L’opposition s’accroche à ses revendications

Au pouvoir depuis 2013, le président Keïta est massivement contesté dans la rue depuis juin. Le 10 juillet, a lieu la troisième grande manifestation contre le pouvoir à l’appel de l’opposition, regroupée au sein de la coalition du Mouvement du 5-Juin-Rassemblement des forces patriotiques (M5-RFP). La manifestation a dégénéré en trois jours de troubles meurtriers à Bamako, les pires dans la capitale depuis 2012, qui ont fait 11 morts, selon le Premier ministre Boubou Cissé. Une division de la Mission multidimensionnelle intégrée des Nations unies pour la stabilisation au Mali (Minusma) parle de 14 manifestants tués.
Le M5 évoque 23 morts.

Le M5-RFP réclame la dissolution du Parlement, la formation d’un gouvernement de transition, dont il désignerait le Premier ministre, ainsi que le remplacement des neuf membres de la Cour constitutionnelle, accusée de collusion avec le pouvoir et la démission du Président. Le mouvement canalise aussi le mécontentement contre la dégradation sécuritaire et l’incapacité à y faire face, le marasme économique, la défaillance des services de l’Etat et le discrédit répandu d’institutions suspectées de corruption.
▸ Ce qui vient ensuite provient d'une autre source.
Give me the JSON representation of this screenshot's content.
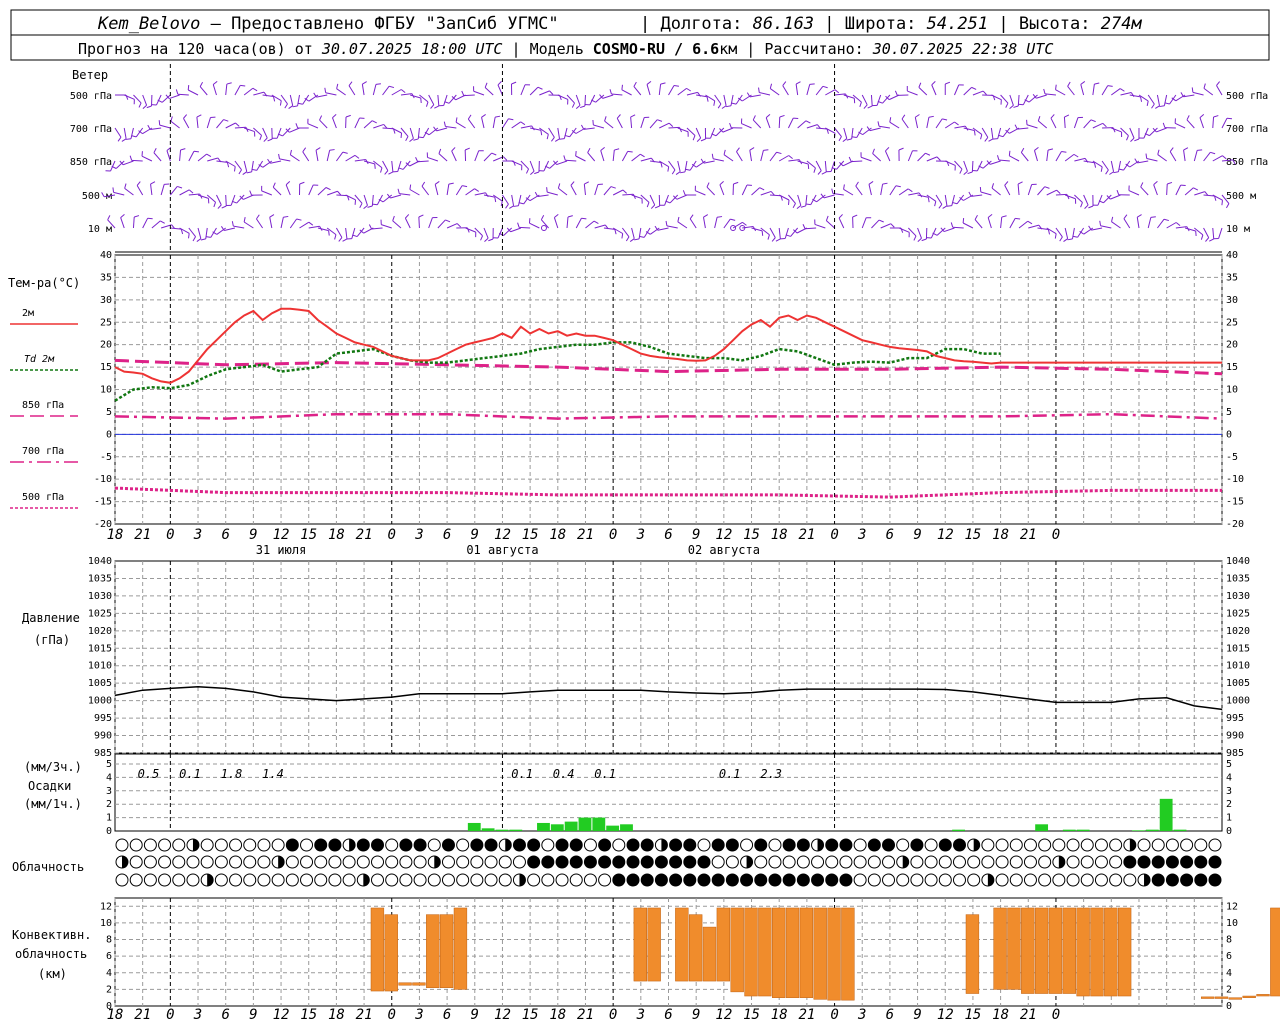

Pour apaiser la tension, le président Keita a indiqué, le 7 juillet, qu’il pourrait nommer au Sénat des candidats malheureux qui briguaient un siège de député aux récentes élections, pour tenter de restaurer la stabilité. Le lendemain, il a laissé entendre qu’il pourrait réexaminer la décision prise par la Cour constitutionnelle après les législatives de mars-avril invalidant une trentaine de résultats initialement proclamés.
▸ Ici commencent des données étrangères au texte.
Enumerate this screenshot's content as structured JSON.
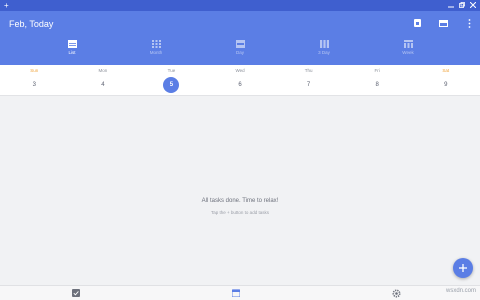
{
  "titlebar": {
    "left_glyph": "+"
  },
  "appbar": {
    "title": "Feb, Today",
    "actions": [
      "calendar-day-icon",
      "view-icon",
      "more-vert-icon"
    ]
  },
  "tabs": [
    {
      "label": "List",
      "icon": "list-icon",
      "active": true
    },
    {
      "label": "Month",
      "icon": "month-grid-icon",
      "active": false
    },
    {
      "label": "Day",
      "icon": "day-icon",
      "active": false
    },
    {
      "label": "3 Day",
      "icon": "three-day-icon",
      "active": false
    },
    {
      "label": "Week",
      "icon": "week-icon",
      "active": false
    }
  ],
  "week": {
    "days": [
      {
        "name": "Sun",
        "num": "3"
      },
      {
        "name": "Mon",
        "num": "4"
      },
      {
        "name": "Tue",
        "num": "5"
      },
      {
        "name": "Wed",
        "num": "6"
      },
      {
        "name": "Thu",
        "num": "7"
      },
      {
        "name": "Fri",
        "num": "8"
      },
      {
        "name": "Sat",
        "num": "9"
      }
    ]
  },
  "empty_state": {
    "message": "All tasks done. Time to relax!",
    "hint": "Tap the + button to add tasks"
  },
  "fab": {
    "label": "+"
  },
  "bottom_nav": [
    "tasks-icon",
    "calendar-icon",
    "settings-icon"
  ],
  "watermark": "wsxdn.com",
  "colors": {
    "accent": "#5b7ee5",
    "titlebar": "#3f5fcf",
    "weekend": "#f0a33a"
  }
}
Décision qui a déclenché le mouvement de contestation : sur la trentaine de résultats des législatives invalidés par la Cour constitutionnelle, une dizaine l’a été au profit de membres de la majorité présidentielle, à commencer par celui qui allait ensuite être élu à la présidence du Parlement.
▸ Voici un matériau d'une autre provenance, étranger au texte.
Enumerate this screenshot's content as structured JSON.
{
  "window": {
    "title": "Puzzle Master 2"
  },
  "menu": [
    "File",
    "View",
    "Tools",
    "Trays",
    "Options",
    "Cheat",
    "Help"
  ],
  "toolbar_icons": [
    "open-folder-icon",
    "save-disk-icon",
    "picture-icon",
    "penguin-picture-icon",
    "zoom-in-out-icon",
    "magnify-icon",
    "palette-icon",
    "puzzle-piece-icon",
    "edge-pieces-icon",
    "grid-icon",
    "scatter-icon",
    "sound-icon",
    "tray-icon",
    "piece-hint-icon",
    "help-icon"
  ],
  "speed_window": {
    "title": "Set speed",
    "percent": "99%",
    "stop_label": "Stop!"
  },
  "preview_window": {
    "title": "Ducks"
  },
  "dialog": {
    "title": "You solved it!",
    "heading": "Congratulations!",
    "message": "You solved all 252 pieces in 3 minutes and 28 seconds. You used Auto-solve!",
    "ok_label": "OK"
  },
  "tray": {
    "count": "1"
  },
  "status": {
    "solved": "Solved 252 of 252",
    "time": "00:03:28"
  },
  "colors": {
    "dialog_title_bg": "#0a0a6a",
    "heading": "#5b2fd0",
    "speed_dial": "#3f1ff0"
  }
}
Il a admis que «l’arbitrage du dernier scrutin par la Cour (constitutionnelle) sortante a posé problème et continue à poser problème». Dans la nuit du 12 au 13 juillet a été annoncée la «dissolution de fait» de la Cour constitutionnelle. Cependant, toutes ces mesures n’ont pas apaisé le mouvement de contestation.